With four people, it’s the largest provenance team of a US institution, surpassing an equivalent one-person team at the Museum of Fine Arts, Boston.

But that’s not where it ends. The Met has announced a new committee of 18 curators and conservators to reconsider the museum’s responsibilities and policies when it comes to increasing or maintaining its collection.

It’s a move that echoes the New York Museum of Modern Art’s (MoMA) research in the early 2000s to ascertain the exact provenance of any works created before 1946 and acquired after 1932. The work brought clarity on 800 paintings MoMA had that they hadn’t verified whether they were the product of Nazi looting.

The Met’s questionable collection is more concerned with the acquisitions made between 1970 and 1990. An era of rapid growth for the museum, many objects were brought in at a time that UNESCO treaties were put in force that intended to crack down on the illicit trade of antiquities.

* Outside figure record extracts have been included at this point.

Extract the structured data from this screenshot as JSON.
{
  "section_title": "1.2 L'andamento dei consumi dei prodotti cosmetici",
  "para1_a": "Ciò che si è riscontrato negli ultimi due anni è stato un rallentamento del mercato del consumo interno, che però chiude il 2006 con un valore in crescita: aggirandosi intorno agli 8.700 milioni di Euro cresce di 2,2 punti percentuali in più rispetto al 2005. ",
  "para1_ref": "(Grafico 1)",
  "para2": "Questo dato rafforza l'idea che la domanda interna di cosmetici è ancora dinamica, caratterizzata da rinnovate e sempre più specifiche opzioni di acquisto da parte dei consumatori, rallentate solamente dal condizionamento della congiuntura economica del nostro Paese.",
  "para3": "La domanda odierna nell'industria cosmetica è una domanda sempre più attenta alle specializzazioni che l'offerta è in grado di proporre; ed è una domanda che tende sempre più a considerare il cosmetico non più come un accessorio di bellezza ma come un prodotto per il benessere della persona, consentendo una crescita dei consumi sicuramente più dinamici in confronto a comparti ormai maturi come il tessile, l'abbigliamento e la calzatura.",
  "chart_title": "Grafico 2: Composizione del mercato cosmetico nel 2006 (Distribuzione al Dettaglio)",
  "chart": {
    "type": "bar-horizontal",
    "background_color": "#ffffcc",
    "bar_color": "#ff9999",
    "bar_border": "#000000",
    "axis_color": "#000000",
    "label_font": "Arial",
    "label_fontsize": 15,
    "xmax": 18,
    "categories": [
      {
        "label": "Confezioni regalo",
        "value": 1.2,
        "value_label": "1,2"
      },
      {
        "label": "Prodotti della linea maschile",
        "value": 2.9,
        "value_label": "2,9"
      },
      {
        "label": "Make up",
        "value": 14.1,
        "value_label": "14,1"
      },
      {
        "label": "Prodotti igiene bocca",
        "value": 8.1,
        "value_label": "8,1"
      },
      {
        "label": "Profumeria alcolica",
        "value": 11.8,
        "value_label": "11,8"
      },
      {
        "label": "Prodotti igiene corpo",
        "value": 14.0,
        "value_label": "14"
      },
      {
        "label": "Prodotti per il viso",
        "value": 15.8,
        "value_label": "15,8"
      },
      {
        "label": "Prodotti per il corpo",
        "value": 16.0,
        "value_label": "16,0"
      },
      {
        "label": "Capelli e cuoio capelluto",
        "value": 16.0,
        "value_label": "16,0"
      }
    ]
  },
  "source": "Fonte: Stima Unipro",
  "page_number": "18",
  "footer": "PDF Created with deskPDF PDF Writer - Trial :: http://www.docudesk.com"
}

Back then, an attitude of not acquiring a known-stolen item was sufficient. “The attitude today is, don’t acquire something unless you know it’s not stolen. It’s a 180-degree difference,” Maxwell Anderson, director of institutions like the Whitney Museum of American Art and the Dallas Museum of Art, told the New York Times

Returns and restitutions abroad

Restitution is a hot topic in the museum sector as the Vatican recently returned three sculptural fragments of the Parthenon Marbles to Greece.

Considered one of Greece’s sovereign objects, the ownership of the Parthenon Marbles by multiple foreign museums has long been a contentious matter for the country. Nowhere is that discussion more heated than with the British Museum in London, where the largest collection outside of Greece is.

The selection of the 5th century BC sculptures held in the British Museum were obtained by Thomas Bruce, 7th Earl of Elgin when Greece was under Ottoman control in the early 19th century. Greece and Britain have long argued over the legalities of whether the marbles were looted or given freely.

A watershed report written by Senegalese academic Felwine Starr and French art historian Bénédicte Savoy recommended that French museums return tens of thousands of items, many of them looted, to countries in Sub-Saharan Africa. At the time, President Macron endorsed the report’s conclusions but it took a while for any concrete action.

Over the last couple of years, however, a number of important items have been returned from French, German and American museums to Nigeria in particular; while some other significant pieces have been sent back to DR Congo from Belgium, as that country goes through a period of necessary reappraisal of its own brutal colonial past.